Hachette, Nathan, Bordas, Hatier, Larousse, A. Colin, Istra ont développé des collections (« École africaine », « Mamadou et Bineta », etc.) et se mettent à jour en s’associant à des auteurs africains ou à des instituts pédagogiques nouvellement créés (CARAP, IPAM , etc.). Comme EDICEF (Éditions classiques d’expression française avec Istra, Hachette et IPAM), des maisons d’édition regroupent leurs offres auprès des gouvernements et de la coopération française qui redéploye alors ses activités dans l’appui à la diffusion des ouvrages pédagogiques.
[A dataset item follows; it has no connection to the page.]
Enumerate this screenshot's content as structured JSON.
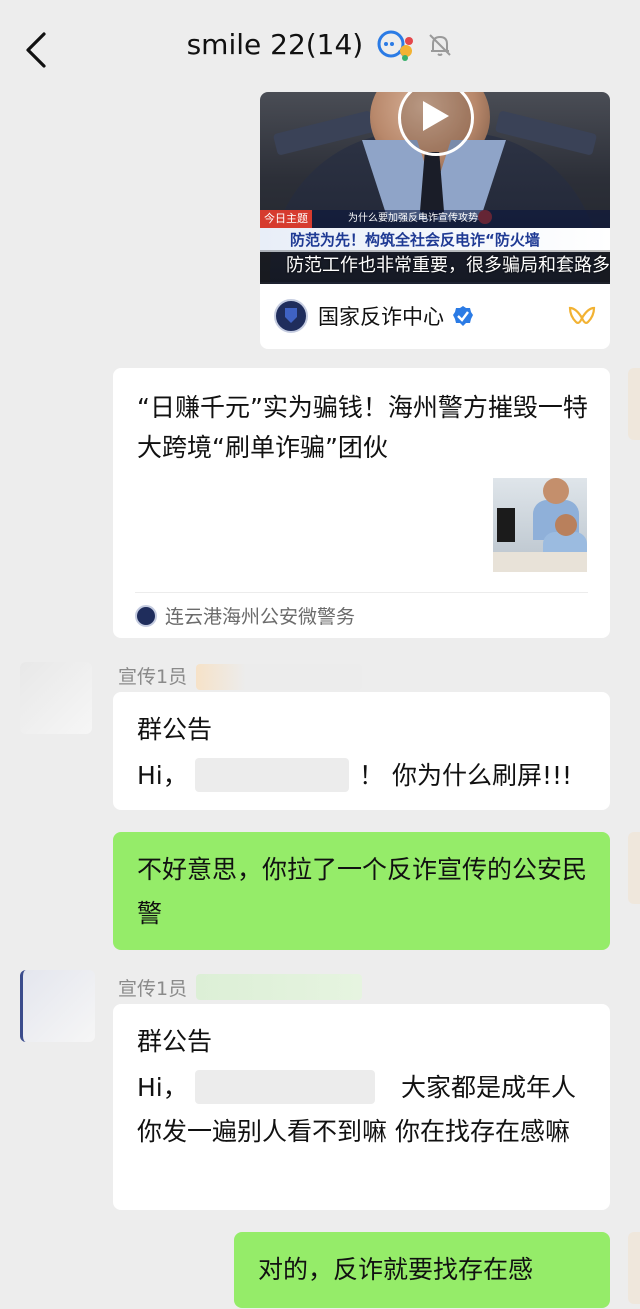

Ces ensembles éditoriaux centrés sur la fourniture de manuels aux écoles publiques lorgnent également sur le réseau confessionnel approvisionné par des maisons plus anciennes mais petites et dispersées. On sait que dès leur implantation mi XIXe siècle, les missions chrétiennes ont eu à cœur de traduire et de diffuser textes religieux et catéchismes, créant ici et là des imprimeries, tout en s’appuyant sur un réseau de librairies paroissiales et diocésaines. Les manuels de base, syllabaires et livrets de lecture et de calcul à bas prix, sont souvent des initiatives locales. Les éditions Saint-Paul, spécialisées dans les classiques africains depuis 1928, sont les plus connues et les mieux implantées, s’appuyant sur la congrégation des Sœurs de Saint-Paul fondée en 1874.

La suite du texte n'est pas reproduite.